Based on a theoretical analysis of the THz electro-optical effect, this study optimizes the probe pulse polarization direction and electro-optic (EO) crystal angle for spectral interference with common-path self-reference (Fig. 2). For the vertically polarized THz pulse, the optimization is achieved when the polarization direction of the probe pulse and EO crystal axis [0,0,1] are both horizontal, as is shown in Fig. 4 (b). Owing to the intrinsic inhomogeneity of the probe pulse intensity, the recorded interference spectrum exhibits a nonuniform intensity distribution (Fig. 6).
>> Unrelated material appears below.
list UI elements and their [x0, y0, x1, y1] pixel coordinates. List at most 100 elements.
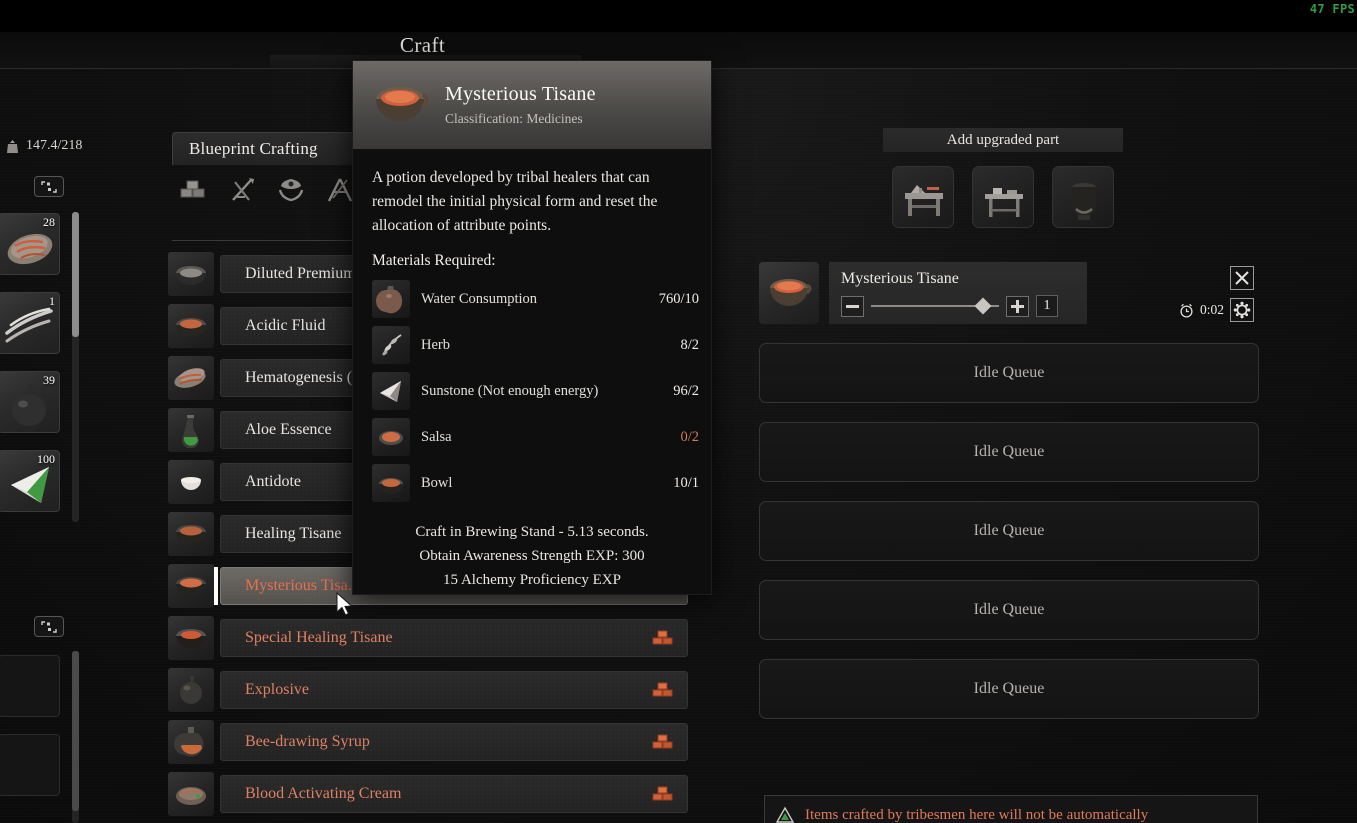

This uneven intensity affects the signal-to-noise ratio of the measured THz time-domain waveforms, as weaker interference spectra result in lower SNR values under the same system noise conditions. Consequently, the SNRs of THz time-domain waveforms vary across different lines on the imaging spectrometer (Fig. 8). The imaging spectrometer provides a spatially resolved visualization of the THz waveform distribution (Fig. 7), thereby offering a novel method for the single-shot detection of THz time-domain spectra across multiple ultrafast events. By averaging the time-domain waveforms measured across all lines of the imaging spectrometer [Fig. 9 (a)], the SNR of the THz signals reaches 166.6∶1, which is 2.2 times the maximum SNR achieved by a single line on the charge coupled device (CCD) panel of an imaging spectrometer.

In this study, a single-shot detection for THz time-domain spectroscopy based on two-dimensional spectral interference is proposed. This technique further improves THz detection efficiency by optimizing the polarization direction of the probe pulse and rotation angle of the detection crystal. The optimized structure enhances THz detection efficiency by 13.6%, achieves a higher optical modulation depth, and simplifies the alignment process of the detection setup. Additionally, imaging spectrometers replace traditional one-dimensional spectrometers to enable two-dimensional spectral interference and significantly increase the information capacity of each measurement. The experimental results demonstrate that, compared with the spectral interference scheme with common-path self-reference, the introduction of two-dimensional spectral interference improves the detection SNR by nearly 2.2 times, resulting in a maximum SNR of 166.7∶1. This technique can overcome the “over-rotation” problem that manifests in traditional electro-optic sampling as well as offer a high SNR and optimal detection efficiency. This study provides an effective detection means for strong THz radiation sources with single-shot or low-repetition frequency. Moreover, two-dimensional spectral interference shows potential for developing multi-channel THz time-domain spectrometers.